Last week an analyst at the Center for American Progress penned an interesting take on remarks (pdf via cache) by National Education Association President Dennis Van Roekel at an EWA conference.  His remarks hadn’t received a lot of attention so it was a good catch.  Good enough that I returned the next day to send the link to a colleague. Except it was gone, replaced by a sad 404 message.  Later, a new version without any mention of the revisions appeared.  You can read that version here.

From where I sit the new version doesn’t undo the old one, but after a few omissions and commissions it’s definitely a great deal more NEA-friendly.  Paired with the first version it’s also a lot more revealing. CAP’s done some great work on the issue of compensation reform and their editorial process is theirs to decide, obviously, but the switcharoo points up some interesting issues.

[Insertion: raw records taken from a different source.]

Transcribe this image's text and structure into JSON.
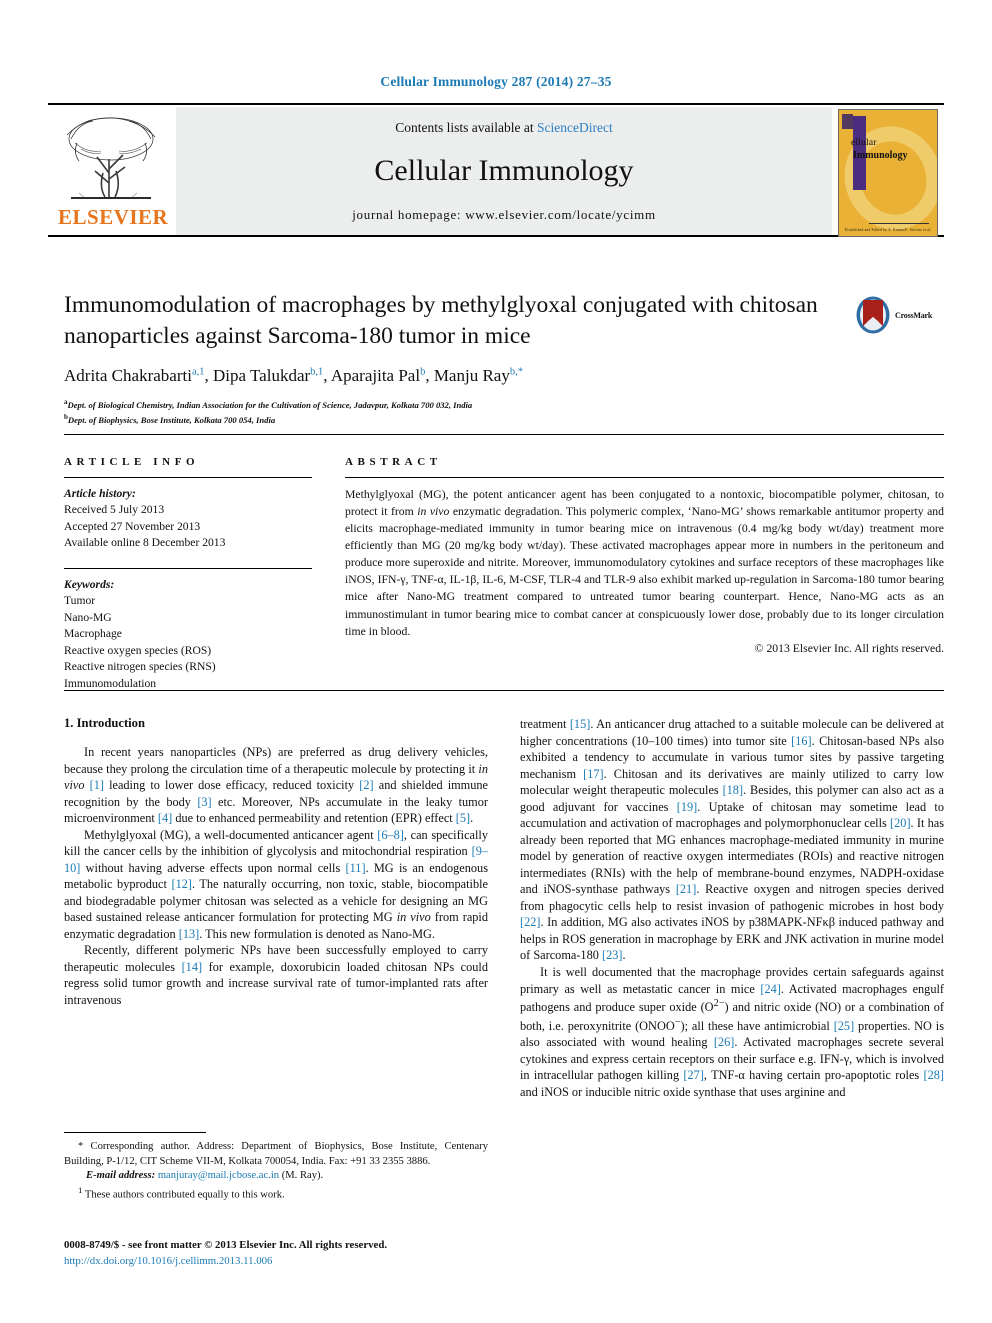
{
  "running_head": "Cellular Immunology 287 (2014) 27–35",
  "masthead": {
    "publisher_name": "ELSEVIER",
    "contents_prefix": "Contents lists available at ",
    "contents_link": "ScienceDirect",
    "journal_name": "Cellular Immunology",
    "homepage_line": "journal homepage: www.elsevier.com/locate/ycimm",
    "cover": {
      "title_line1": "ellular",
      "title_line2": "Immunology",
      "footer": "Established and Edited by\nA. Kumar/E. Sercarz et al."
    }
  },
  "article": {
    "title": "Immunomodulation of macrophages by methylglyoxal conjugated with chitosan nanoparticles against Sarcoma-180 tumor in mice",
    "authors": [
      {
        "name": "Adrita Chakrabarti",
        "marks": "a,1",
        "sep": ", "
      },
      {
        "name": "Dipa Talukdar",
        "marks": "b,1",
        "sep": ", "
      },
      {
        "name": "Aparajita Pal",
        "marks": "b",
        "sep": ", "
      },
      {
        "name": "Manju Ray",
        "marks": "b,*",
        "sep": ""
      }
    ],
    "affiliations": [
      {
        "mark": "a",
        "text": "Dept. of Biological Chemistry, Indian Association for the Cultivation of Science, Jadavpur, Kolkata 700 032, India"
      },
      {
        "mark": "b",
        "text": "Dept. of Biophysics, Bose Institute, Kolkata 700 054, India"
      }
    ],
    "crossmark_label": "CrossMark"
  },
  "article_info": {
    "heading": "ARTICLE INFO",
    "history_label": "Article history:",
    "history": [
      "Received 5 July 2013",
      "Accepted 27 November 2013",
      "Available online 8 December 2013"
    ],
    "keywords_label": "Keywords:",
    "keywords": [
      "Tumor",
      "Nano-MG",
      "Macrophage",
      "Reactive oxygen species (ROS)",
      "Reactive nitrogen species (RNS)",
      "Immunomodulation"
    ]
  },
  "abstract": {
    "heading": "ABSTRACT",
    "text": "Methylglyoxal (MG), the potent anticancer agent has been conjugated to a nontoxic, biocompatible polymer, chitosan, to protect it from in vivo enzymatic degradation. This polymeric complex, ‘Nano-MG’ shows remarkable antitumor property and elicits macrophage-mediated immunity in tumor bearing mice on intravenous (0.4 mg/kg body wt/day) treatment more efficiently than MG (20 mg/kg body wt/day). These activated macrophages appear more in numbers in the peritoneum and produce more superoxide and nitrite. Moreover, immunomodulatory cytokines and surface receptors of these macrophages like iNOS, IFN-γ, TNF-α, IL-1β, IL-6, M-CSF, TLR-4 and TLR-9 also exhibit marked up-regulation in Sarcoma-180 tumor bearing mice after Nano-MG treatment compared to untreated tumor bearing counterpart. Hence, Nano-MG acts as an immunostimulant in tumor bearing mice to combat cancer at conspicuously lower dose, probably due to its longer circulation time in blood.",
    "copyright": "© 2013 Elsevier Inc. All rights reserved."
  },
  "introduction": {
    "heading": "1. Introduction",
    "left_paragraphs": [
      "In recent years nanoparticles (NPs) are preferred as drug delivery vehicles, because they prolong the circulation time of a therapeutic molecule by protecting it in vivo [1] leading to lower dose efficacy, reduced toxicity [2] and shielded immune recognition by the body [3] etc. Moreover, NPs accumulate in the leaky tumor microenvironment [4] due to enhanced permeability and retention (EPR) effect [5].",
      "Methylglyoxal (MG), a well-documented anticancer agent [6–8], can specifically kill the cancer cells by the inhibition of glycolysis and mitochondrial respiration [9–10] without having adverse effects upon normal cells [11]. MG is an endogenous metabolic byproduct [12]. The naturally occurring, non toxic, stable, biocompatible and biodegradable polymer chitosan was selected as a vehicle for designing an MG based sustained release anticancer formulation for protecting MG in vivo from rapid enzymatic degradation [13]. This new formulation is denoted as Nano-MG.",
      "Recently, different polymeric NPs have been successfully employed to carry therapeutic molecules [14] for example, doxorubicin loaded chitosan NPs could regress solid tumor growth and increase survival rate of tumor-implanted rats after intravenous"
    ],
    "right_paragraphs": [
      "treatment [15]. An anticancer drug attached to a suitable molecule can be delivered at higher concentrations (10–100 times) into tumor site [16]. Chitosan-based NPs also exhibited a tendency to accumulate in various tumor sites by passive targeting mechanism [17]. Chitosan and its derivatives are mainly utilized to carry low molecular weight therapeutic molecules [18]. Besides, this polymer can also act as a good adjuvant for vaccines [19]. Uptake of chitosan may sometime lead to accumulation and activation of macrophages and polymorphonuclear cells [20]. It has already been reported that MG enhances macrophage-mediated immunity in murine model by generation of reactive oxygen intermediates (ROIs) and reactive nitrogen intermediates (RNIs) with the help of membrane-bound enzymes, NADPH-oxidase and iNOS-synthase pathways [21]. Reactive oxygen and nitrogen species derived from phagocytic cells help to resist invasion of pathogenic microbes in host body [22]. In addition, MG also activates iNOS by p38MAPK-NFκβ induced pathway and helps in ROS generation in macrophage by ERK and JNK activation in murine model of Sarcoma-180 [23].",
      "It is well documented that the macrophage provides certain safeguards against primary as well as metastatic cancer in mice [24]. Activated macrophages engulf pathogens and produce super oxide (O2−) and nitric oxide (NO) or a combination of both, i.e. peroxynitrite (ONOO−); all these have antimicrobial [25] properties. NO is also associated with wound healing [26]. Activated macrophages secrete several cytokines and express certain receptors on their surface e.g. IFN-γ, which is involved in intracellular pathogen killing [27], TNF-α having certain pro-apoptotic roles [28] and iNOS or inducible nitric oxide synthase that uses arginine and"
    ]
  },
  "footnotes": {
    "corresponding": "* Corresponding author. Address: Department of Biophysics, Bose Institute, Centenary Building, P-1/12, CIT Scheme VII-M, Kolkata 700054, India. Fax: +91 33 2355 3886.",
    "email_label": "E-mail address:",
    "email": "manjuray@mail.jcbose.ac.in",
    "email_suffix": "(M. Ray).",
    "equal_contrib_mark": "1",
    "equal_contrib": "These authors contributed equally to this work."
  },
  "imprint": {
    "line1": "0008-8749/$ - see front matter © 2013 Elsevier Inc. All rights reserved.",
    "doi": "http://dx.doi.org/10.1016/j.cellimm.2013.11.006"
  },
  "colors": {
    "link": "#1b7ab5",
    "elsevier_orange": "#e8741c",
    "band_gray": "#eceded",
    "cover_gold": "#e9b135",
    "cover_purple": "#4b2d7f",
    "crossmark_red": "#a8201a"
  }
}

First, an old one. The changes are a good example of how teachers union leaders frequently use different language in front of different audiences. Davis Guggenheim famously caught AFT President Randi Weingarten doing this in “Waiting for Superman” and for those who move among public and private settings, examples abound.  In this case, “forward thinking,” in the words of the first version, and the positioning the piece implied doesn’t play well with every audience, especially key internal ones. And the problem with published pieces as opposed to non-recorded remarks is that they become visible to multiple audiences as they travel around, not just the one you aimed for.

Second, NEA’s leadership may be trying to find a way to move away from “steps and lanes” salary schedules because while pitching them as an idea intended to keep salaries low is historically inaccurate, it is a politically smart way into a hard conversation about fixing what is generally regarded as a broken approach to compensation.  That’s an old story, too, think Bob Chase and new unionism. But, as stories and narratives go, in this context it’s an interesting and possibly smart  one.

As for what version is “better?” Neither. But together they tell an important story about where the nation’s largest teachers union is on an important and evolving issue.